Originally Posted by tireman
We always just hit them with a 3/4 gun or bar and pipe and never thought any more about it. Until one operator changed a flat and a week later a wheel passed him going down a hill. Of course it wasn't long before the safety gurus decided that from now on ALL wheel nuts WILL be tensioned with a tension wrench. The upside is that I was shocked to find how much we were overtightening everthing previously. As it turns out our Wurth rattle gun was easily hitting 750 ft/lbs and even the bar and pipe method of " pretty tight and just a little bit more was way too much. We have mostly Japanese trucks which call for 500 to550 ft/lbs. Not everyone can afford a professional torque wrench but it would be a good idea to get a feel for what the correct tension feels like. It certainly put a change in my thinking.
I think calling that person an operator is an insult to proper operators, wheels coming lose is down to not checking the wheel nuts, which is a daily visual inspection and quick feel. On spider hubs you can give the wedges a tap with the tire beater to make sure they are tight.
Originally Posted by spanner
It amazes me that some people can just live in their own little dream world and not look after the equipment they claim to know how to operate.

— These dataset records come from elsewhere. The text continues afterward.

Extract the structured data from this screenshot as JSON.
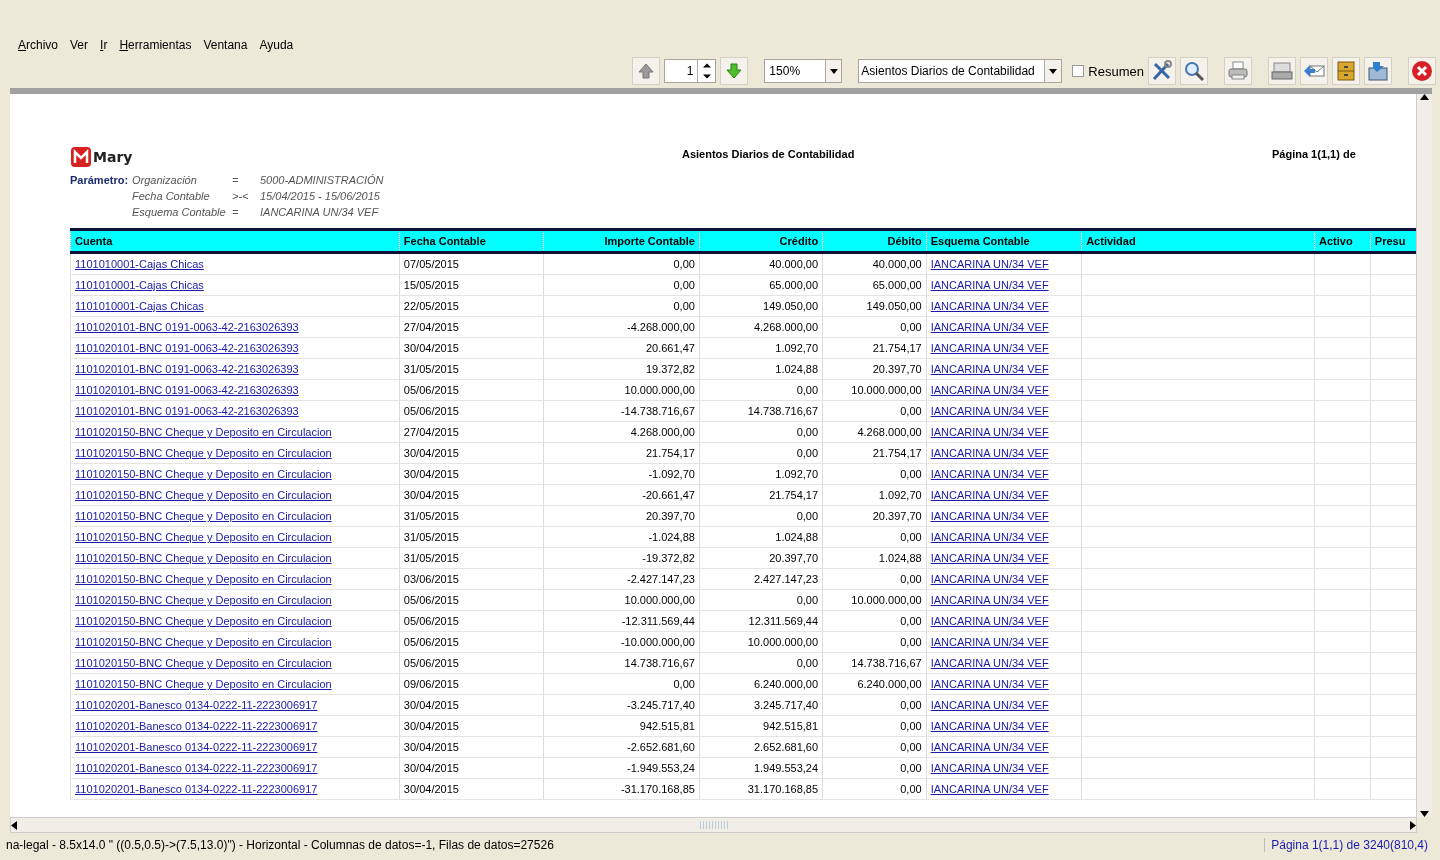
{
  "menu": [
    {
      "label": "Archivo",
      "underlined": true
    },
    {
      "label": "Ver",
      "underlined": false
    },
    {
      "label": "Ir",
      "underlined": true
    },
    {
      "label": "Herramientas",
      "underlined": true
    },
    {
      "label": "Ventana",
      "underlined": false
    },
    {
      "label": "Ayuda",
      "underlined": false
    }
  ],
  "toolbar": {
    "page": "1",
    "zoom": "150%",
    "report": "Asientos Diarios de Contabilidad",
    "summary": {
      "label": "Resumen",
      "checked": false
    }
  },
  "report": {
    "logo": "Mary",
    "title": "Asientos Diarios de Contabilidad",
    "page_label": "Página 1(1,1) de",
    "param_label": "Parámetro:",
    "parameters": [
      {
        "name": "Organización",
        "op": "=",
        "value": "5000-ADMINISTRACIÓN"
      },
      {
        "name": "Fecha Contable",
        "op": ">-<",
        "value": "15/04/2015 - 15/06/2015"
      },
      {
        "name": "Esquema Contable",
        "op": "=",
        "value": "IANCARINA UN/34 VEF"
      }
    ],
    "columns": [
      "Cuenta",
      "Fecha Contable",
      "Importe Contable",
      "Crédito",
      "Débito",
      "Esquema Contable",
      "Actividad",
      "Activo",
      "Presu"
    ],
    "rows": [
      [
        "1101010001-Cajas Chicas",
        "07/05/2015",
        "0,00",
        "40.000,00",
        "40.000,00",
        "IANCARINA UN/34 VEF"
      ],
      [
        "1101010001-Cajas Chicas",
        "15/05/2015",
        "0,00",
        "65.000,00",
        "65.000,00",
        "IANCARINA UN/34 VEF"
      ],
      [
        "1101010001-Cajas Chicas",
        "22/05/2015",
        "0,00",
        "149.050,00",
        "149.050,00",
        "IANCARINA UN/34 VEF"
      ],
      [
        "1101020101-BNC 0191-0063-42-2163026393",
        "27/04/2015",
        "-4.268.000,00",
        "4.268.000,00",
        "0,00",
        "IANCARINA UN/34 VEF"
      ],
      [
        "1101020101-BNC 0191-0063-42-2163026393",
        "30/04/2015",
        "20.661,47",
        "1.092,70",
        "21.754,17",
        "IANCARINA UN/34 VEF"
      ],
      [
        "1101020101-BNC 0191-0063-42-2163026393",
        "31/05/2015",
        "19.372,82",
        "1.024,88",
        "20.397,70",
        "IANCARINA UN/34 VEF"
      ],
      [
        "1101020101-BNC 0191-0063-42-2163026393",
        "05/06/2015",
        "10.000.000,00",
        "0,00",
        "10.000.000,00",
        "IANCARINA UN/34 VEF"
      ],
      [
        "1101020101-BNC 0191-0063-42-2163026393",
        "05/06/2015",
        "-14.738.716,67",
        "14.738.716,67",
        "0,00",
        "IANCARINA UN/34 VEF"
      ],
      [
        "1101020150-BNC Cheque y Deposito en Circulacion",
        "27/04/2015",
        "4.268.000,00",
        "0,00",
        "4.268.000,00",
        "IANCARINA UN/34 VEF"
      ],
      [
        "1101020150-BNC Cheque y Deposito en Circulacion",
        "30/04/2015",
        "21.754,17",
        "0,00",
        "21.754,17",
        "IANCARINA UN/34 VEF"
      ],
      [
        "1101020150-BNC Cheque y Deposito en Circulacion",
        "30/04/2015",
        "-1.092,70",
        "1.092,70",
        "0,00",
        "IANCARINA UN/34 VEF"
      ],
      [
        "1101020150-BNC Cheque y Deposito en Circulacion",
        "30/04/2015",
        "-20.661,47",
        "21.754,17",
        "1.092,70",
        "IANCARINA UN/34 VEF"
      ],
      [
        "1101020150-BNC Cheque y Deposito en Circulacion",
        "31/05/2015",
        "20.397,70",
        "0,00",
        "20.397,70",
        "IANCARINA UN/34 VEF"
      ],
      [
        "1101020150-BNC Cheque y Deposito en Circulacion",
        "31/05/2015",
        "-1.024,88",
        "1.024,88",
        "0,00",
        "IANCARINA UN/34 VEF"
      ],
      [
        "1101020150-BNC Cheque y Deposito en Circulacion",
        "31/05/2015",
        "-19.372,82",
        "20.397,70",
        "1.024,88",
        "IANCARINA UN/34 VEF"
      ],
      [
        "1101020150-BNC Cheque y Deposito en Circulacion",
        "03/06/2015",
        "-2.427.147,23",
        "2.427.147,23",
        "0,00",
        "IANCARINA UN/34 VEF"
      ],
      [
        "1101020150-BNC Cheque y Deposito en Circulacion",
        "05/06/2015",
        "10.000.000,00",
        "0,00",
        "10.000.000,00",
        "IANCARINA UN/34 VEF"
      ],
      [
        "1101020150-BNC Cheque y Deposito en Circulacion",
        "05/06/2015",
        "-12.311.569,44",
        "12.311.569,44",
        "0,00",
        "IANCARINA UN/34 VEF"
      ],
      [
        "1101020150-BNC Cheque y Deposito en Circulacion",
        "05/06/2015",
        "-10.000.000,00",
        "10.000.000,00",
        "0,00",
        "IANCARINA UN/34 VEF"
      ],
      [
        "1101020150-BNC Cheque y Deposito en Circulacion",
        "05/06/2015",
        "14.738.716,67",
        "0,00",
        "14.738.716,67",
        "IANCARINA UN/34 VEF"
      ],
      [
        "1101020150-BNC Cheque y Deposito en Circulacion",
        "09/06/2015",
        "0,00",
        "6.240.000,00",
        "6.240.000,00",
        "IANCARINA UN/34 VEF"
      ],
      [
        "1101020201-Banesco 0134-0222-11-2223006917",
        "30/04/2015",
        "-3.245.717,40",
        "3.245.717,40",
        "0,00",
        "IANCARINA UN/34 VEF"
      ],
      [
        "1101020201-Banesco 0134-0222-11-2223006917",
        "30/04/2015",
        "942.515,81",
        "942.515,81",
        "0,00",
        "IANCARINA UN/34 VEF"
      ],
      [
        "1101020201-Banesco 0134-0222-11-2223006917",
        "30/04/2015",
        "-2.652.681,60",
        "2.652.681,60",
        "0,00",
        "IANCARINA UN/34 VEF"
      ],
      [
        "1101020201-Banesco 0134-0222-11-2223006917",
        "30/04/2015",
        "-1.949.553,24",
        "1.949.553,24",
        "0,00",
        "IANCARINA UN/34 VEF"
      ],
      [
        "1101020201-Banesco 0134-0222-11-2223006917",
        "30/04/2015",
        "-31.170.168,85",
        "31.170.168,85",
        "0,00",
        "IANCARINA UN/34 VEF"
      ]
    ]
  },
  "status": {
    "info": "na-legal - 8.5x14.0 \" ((0.5,0.5)->(7.5,13.0)\") - Horizontal - Columnas de datos=-1, Filas de datos=27526",
    "page": "Página 1(1,1) de 3240(810,4)"
  }
}
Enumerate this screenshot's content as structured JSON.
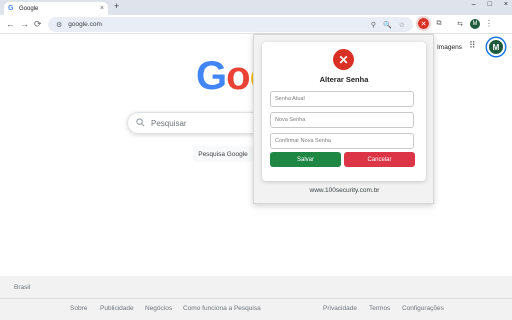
{
  "browser": {
    "tab": {
      "favicon": "G",
      "title": "Google",
      "close_icon": "×"
    },
    "new_tab_icon": "+",
    "window_controls": [
      "–",
      "□",
      "×"
    ],
    "nav": {
      "back": "←",
      "forward": "→",
      "reload": "⟳"
    },
    "omnibox": {
      "tune_icon": "⚙",
      "url": "google.com",
      "icons": [
        "⚲",
        "🔍",
        "☆"
      ]
    },
    "extensions": {
      "red_icon": "✕",
      "icons": [
        "⧉",
        "⇆"
      ],
      "profile": "M",
      "menu": "⋮"
    }
  },
  "google": {
    "images_link": "Imagens",
    "apps_icon": "⠿",
    "avatar": "M",
    "logo_letters": [
      "G",
      "o",
      "o"
    ],
    "search_placeholder": "Pesquisar",
    "search_button": "Pesquisa Google"
  },
  "footer": {
    "country": "Brasil",
    "links_left": [
      "Sobre",
      "Publicidade",
      "Negócios",
      "Como funciona a Pesquisa"
    ],
    "links_right": [
      "Privacidade",
      "Termos",
      "Configurações"
    ]
  },
  "popup": {
    "icon": "✕",
    "title": "Alterar Senha",
    "fields": [
      "Senha Atual",
      "Nova Senha",
      "Confirmar Nova Senha"
    ],
    "save_button": "Salvar",
    "cancel_button": "Cancelar",
    "footer_text": "www.100security.com.br"
  },
  "colors": {
    "accent_red": "#d93025",
    "save_green": "#1e8744",
    "cancel_red": "#dc3545"
  }
}
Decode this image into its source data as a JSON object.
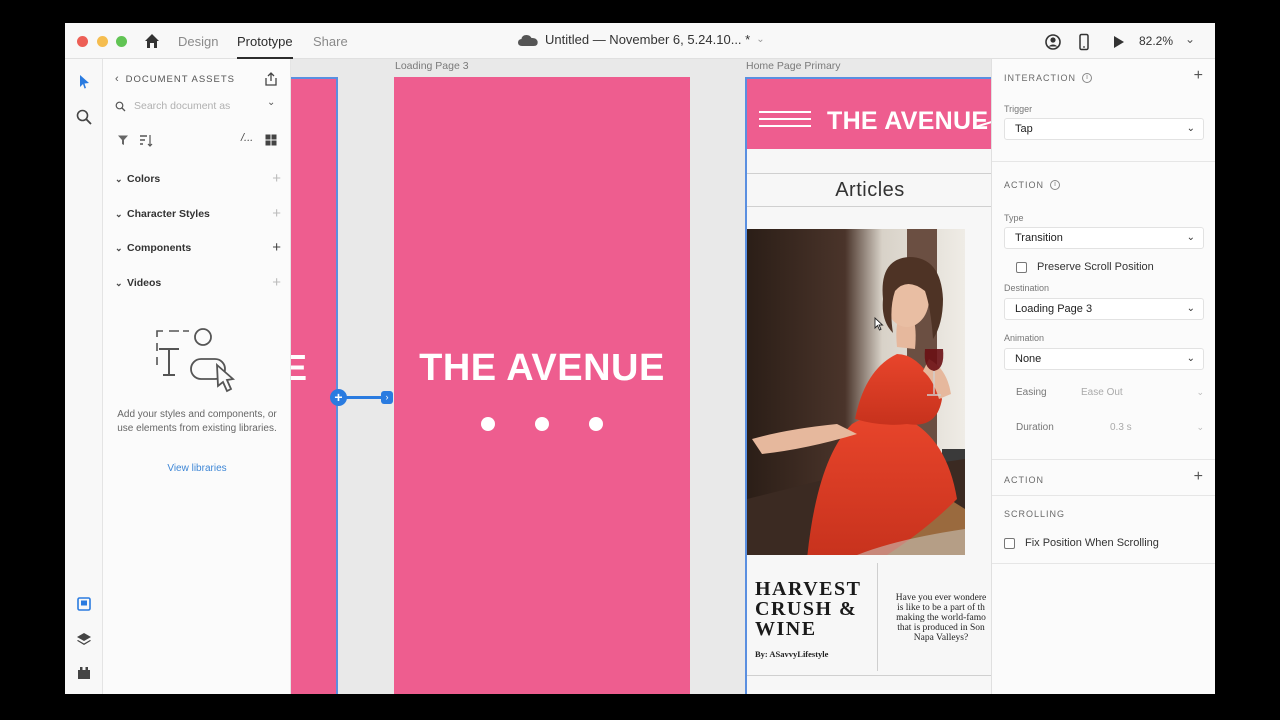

Checking the tires is one of the most important roles of a truck driver and that person is lucky the tire didn't hit someone.
We had this once on a harvester, had a flat, put on the spare and told the 'driver' to check the nuts at the end of the run and keep checking them every now and then, half hour later the wheel was just about off the hub and only two wheel nuts where left. Asked the fella if he had checked the nuts, reply was "yeah I looked at them", didn't know whether to laugh cry or just beat him for a while with the 3/4 drive bar. Lazy so and so.
Here lately the commercial operations have brightly colored what look like plastic tabs between the wheel and lug nut. Once all nuts are torqued properly all the tabs point in the same direction making it a simple task while walking the rig during pre-flight to confirm all is "tight and right" with the lug nuts. I'm not a Driver but from what I've seen and having spoken to a few they all seem to like this system. Surely beats having a wheel & tire combo pass you by on the highway.......oops!
"An Operator is what an Operator does, always safe, continuously honing their skills not to become, a once was"
Why no oil? Antisieze affects the torque spec more than oil.
Oil is a lubricant that can cause your nuts to come loose, even if torqued up properly.
Originally Posted by PhilDirt
It's the friction of dry metal on dry metal that keeps your nuts on.
I have seen those pointy wheel nut indicator thingys, probably a good thing in a situation where you have multiple drivers for one truck but a pro driver would be embarrassed to be seen with those on the big chrome beasty.
A pro driver would not have them on "the big chrome beasty"-period. Those things are on local vehicles-public transit buses, school buses,and refuse trucks are about all I've seen them on-oh, and municipality trucks. Anti-sieze is made to prevent corrosion.Other than trailers going onto ocean going ships, the only place I'd use the stuff is the outside of the barrel nuts when you have an aluminum wheel involved and no zinc ring. Oil is not only a lubricant, but it's use leaves a film that attracts any and everything to it, which in turn will gum up the threads with all types of gunk. Best of luck removing those lug nuts,let alone using them again. Oh, by the way-it's the clamping force that keeps things together, which does require some friction. THEORETICALLY-you could use plastic studs and nuts on hub piloted wheels if you could generate enough clamping force with them, because of coarse the weight is carried by the center of the wheel riding on the pilot pads.
Last edited by tireman; 09-06-2012 at 06:55 AM.